I am passionate about helping people lose weight, but I’m never going to get rich doing it. I know what I could do to get rich, and if I were more passionate about making a lot of money, it’s exactly what I would do.
It doesn’t even matter that I’m 61 and it would take 8 years to get my medical degree. I might even be able to shorten the time it takes to get a degree if instead of MD, I settled for PhD. PhD would lend adequate credibility to the health tips and diet books I would pen.
Oh! I wouldn’t write any dangerous crash diet kinds of books. Oh no, I wouldn’t write that sort of diet book at all. I’d use some legitimate peer-reviewed research to support my claims that “Americans are eating themselves sick and fat.” I’d have to take it out of the context of which it was written and apply my own conclusions, but what’s so wrong about that? I would augment and enhance my claims with some slightly sensational research conclusions that come from junk science sources.
I’d write weight loss books that promise more than just weight loss. Indeed, my plans would cure everything from belly flab to droopy rear ends to halitosis and body odor.
People are already looking for ways to rid themselves of their belly flab. They have already been convinced that their belly blubber is more than unattractive. It’s a sign of major health issues to come. They may already be at risk of “death by belly flab.” It’s always a guarantee that there will be a pre-made audience for any book that promises to eradicate belly flab forever.
Of course I would also get people really paranoid about their droopy rear ends so even the people whose butts didn’t droop would think that they did! I would convince them that droopy butts were a sign of a more serious impending sickness by once more taking some valid research and twisting it a little to support my warning. The same goes with halitosis and body odor.
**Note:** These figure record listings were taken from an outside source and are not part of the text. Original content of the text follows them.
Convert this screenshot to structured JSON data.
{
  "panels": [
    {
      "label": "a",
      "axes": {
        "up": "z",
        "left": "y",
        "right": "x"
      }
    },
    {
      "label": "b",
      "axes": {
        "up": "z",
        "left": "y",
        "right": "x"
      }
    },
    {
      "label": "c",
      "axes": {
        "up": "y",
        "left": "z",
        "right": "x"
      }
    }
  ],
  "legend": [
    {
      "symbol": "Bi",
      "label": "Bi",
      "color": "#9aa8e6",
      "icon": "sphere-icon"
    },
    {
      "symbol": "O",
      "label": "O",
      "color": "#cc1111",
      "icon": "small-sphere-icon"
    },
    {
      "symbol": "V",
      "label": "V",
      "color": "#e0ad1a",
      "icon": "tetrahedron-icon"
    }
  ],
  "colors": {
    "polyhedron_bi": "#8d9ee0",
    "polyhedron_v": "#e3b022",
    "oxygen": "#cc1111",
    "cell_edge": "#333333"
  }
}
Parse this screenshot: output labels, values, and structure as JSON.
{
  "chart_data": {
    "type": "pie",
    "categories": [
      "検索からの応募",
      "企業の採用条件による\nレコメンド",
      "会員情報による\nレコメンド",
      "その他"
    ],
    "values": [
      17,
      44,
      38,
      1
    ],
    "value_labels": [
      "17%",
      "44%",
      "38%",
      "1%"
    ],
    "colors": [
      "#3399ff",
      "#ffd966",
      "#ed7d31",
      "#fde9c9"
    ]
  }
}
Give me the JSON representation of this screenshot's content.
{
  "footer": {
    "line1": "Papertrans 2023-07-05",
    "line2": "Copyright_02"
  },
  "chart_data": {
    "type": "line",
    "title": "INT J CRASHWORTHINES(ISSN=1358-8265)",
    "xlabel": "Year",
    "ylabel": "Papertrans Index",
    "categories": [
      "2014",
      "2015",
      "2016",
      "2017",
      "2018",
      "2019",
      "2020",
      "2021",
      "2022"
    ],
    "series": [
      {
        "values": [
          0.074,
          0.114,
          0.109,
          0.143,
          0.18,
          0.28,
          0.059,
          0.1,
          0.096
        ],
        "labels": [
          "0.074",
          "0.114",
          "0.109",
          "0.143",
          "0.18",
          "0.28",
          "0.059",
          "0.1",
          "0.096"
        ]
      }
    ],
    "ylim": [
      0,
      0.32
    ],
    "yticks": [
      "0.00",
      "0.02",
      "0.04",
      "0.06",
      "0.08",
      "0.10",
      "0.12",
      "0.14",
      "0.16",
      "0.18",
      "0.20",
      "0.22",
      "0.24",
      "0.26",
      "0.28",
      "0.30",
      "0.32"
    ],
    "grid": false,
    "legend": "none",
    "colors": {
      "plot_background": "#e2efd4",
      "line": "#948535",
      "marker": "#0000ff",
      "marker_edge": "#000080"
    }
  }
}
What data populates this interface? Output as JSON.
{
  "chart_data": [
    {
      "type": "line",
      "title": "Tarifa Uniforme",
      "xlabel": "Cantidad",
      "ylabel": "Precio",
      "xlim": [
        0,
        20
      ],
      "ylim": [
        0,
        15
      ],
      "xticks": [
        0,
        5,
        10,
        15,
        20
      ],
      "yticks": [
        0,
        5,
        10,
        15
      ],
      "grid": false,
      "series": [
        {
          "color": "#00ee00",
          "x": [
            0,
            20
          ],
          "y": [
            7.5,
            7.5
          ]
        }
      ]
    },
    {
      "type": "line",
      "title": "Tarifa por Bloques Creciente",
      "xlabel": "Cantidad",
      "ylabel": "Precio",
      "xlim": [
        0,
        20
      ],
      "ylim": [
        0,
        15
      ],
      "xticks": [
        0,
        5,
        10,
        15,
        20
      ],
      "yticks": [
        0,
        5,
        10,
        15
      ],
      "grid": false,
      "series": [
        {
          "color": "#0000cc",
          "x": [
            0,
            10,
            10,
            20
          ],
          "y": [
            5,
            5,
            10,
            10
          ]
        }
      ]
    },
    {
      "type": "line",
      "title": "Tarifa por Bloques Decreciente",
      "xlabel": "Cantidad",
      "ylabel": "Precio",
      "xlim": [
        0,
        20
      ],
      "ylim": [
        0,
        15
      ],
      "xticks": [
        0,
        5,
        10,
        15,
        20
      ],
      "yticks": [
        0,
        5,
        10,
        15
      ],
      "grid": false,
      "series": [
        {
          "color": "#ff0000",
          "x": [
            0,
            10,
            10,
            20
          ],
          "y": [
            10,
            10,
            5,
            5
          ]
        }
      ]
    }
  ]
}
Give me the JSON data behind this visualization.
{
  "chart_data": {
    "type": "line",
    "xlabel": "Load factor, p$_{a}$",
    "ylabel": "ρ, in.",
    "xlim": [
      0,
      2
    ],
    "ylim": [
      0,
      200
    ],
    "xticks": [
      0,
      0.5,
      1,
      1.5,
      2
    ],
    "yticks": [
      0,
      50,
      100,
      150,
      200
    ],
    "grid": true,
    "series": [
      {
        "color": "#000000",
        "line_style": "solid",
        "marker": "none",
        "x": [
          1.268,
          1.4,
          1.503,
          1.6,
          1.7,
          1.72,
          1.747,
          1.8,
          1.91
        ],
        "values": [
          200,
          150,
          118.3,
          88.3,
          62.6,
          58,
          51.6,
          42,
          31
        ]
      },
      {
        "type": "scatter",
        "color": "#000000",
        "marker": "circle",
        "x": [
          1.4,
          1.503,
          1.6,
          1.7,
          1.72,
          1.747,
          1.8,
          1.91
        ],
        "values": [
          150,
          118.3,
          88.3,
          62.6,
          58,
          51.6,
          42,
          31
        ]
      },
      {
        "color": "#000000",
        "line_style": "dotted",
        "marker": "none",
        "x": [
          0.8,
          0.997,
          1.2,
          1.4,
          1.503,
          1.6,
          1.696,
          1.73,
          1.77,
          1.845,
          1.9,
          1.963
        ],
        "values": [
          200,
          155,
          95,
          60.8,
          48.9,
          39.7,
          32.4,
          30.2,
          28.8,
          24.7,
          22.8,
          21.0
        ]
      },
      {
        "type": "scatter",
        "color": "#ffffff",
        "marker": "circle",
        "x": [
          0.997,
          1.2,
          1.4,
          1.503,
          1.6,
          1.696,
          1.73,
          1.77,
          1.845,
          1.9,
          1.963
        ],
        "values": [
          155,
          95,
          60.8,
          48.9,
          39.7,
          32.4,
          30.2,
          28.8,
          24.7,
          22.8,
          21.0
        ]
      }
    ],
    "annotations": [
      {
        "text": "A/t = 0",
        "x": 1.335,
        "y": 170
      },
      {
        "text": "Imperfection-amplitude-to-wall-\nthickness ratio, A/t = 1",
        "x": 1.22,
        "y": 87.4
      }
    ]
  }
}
When it comes to making money writing diet books, it isn’t just about losing weight. Plenty of good books have been written about losing weight, but they never became best sellers. Best sellers have to both scare people and offer protection against what scares them; weight loss is secondary. The best sellers position their books in the health book market as “a way to save your life, that also helps you to get fit and lean.”
My books wouldn’t be unhealthy ways to eat, just restrictive and complicated for sure.
The restriction and complication is necessary to convince people that my diet will really save their (droopy) butts and deliver them from the evils of body odor and halitosis. Basically forbidden foods and insisting foods get eaten in special combinations convinces the masses that it’s really going to work. In the end, all of that is a smoke screen.
Yup! Maybe I can even earn my PhD online at one of those universities that count your life experience towards your degree. I might as well get a nutritionist degree online while I’m at it. More letters after my name are impressive!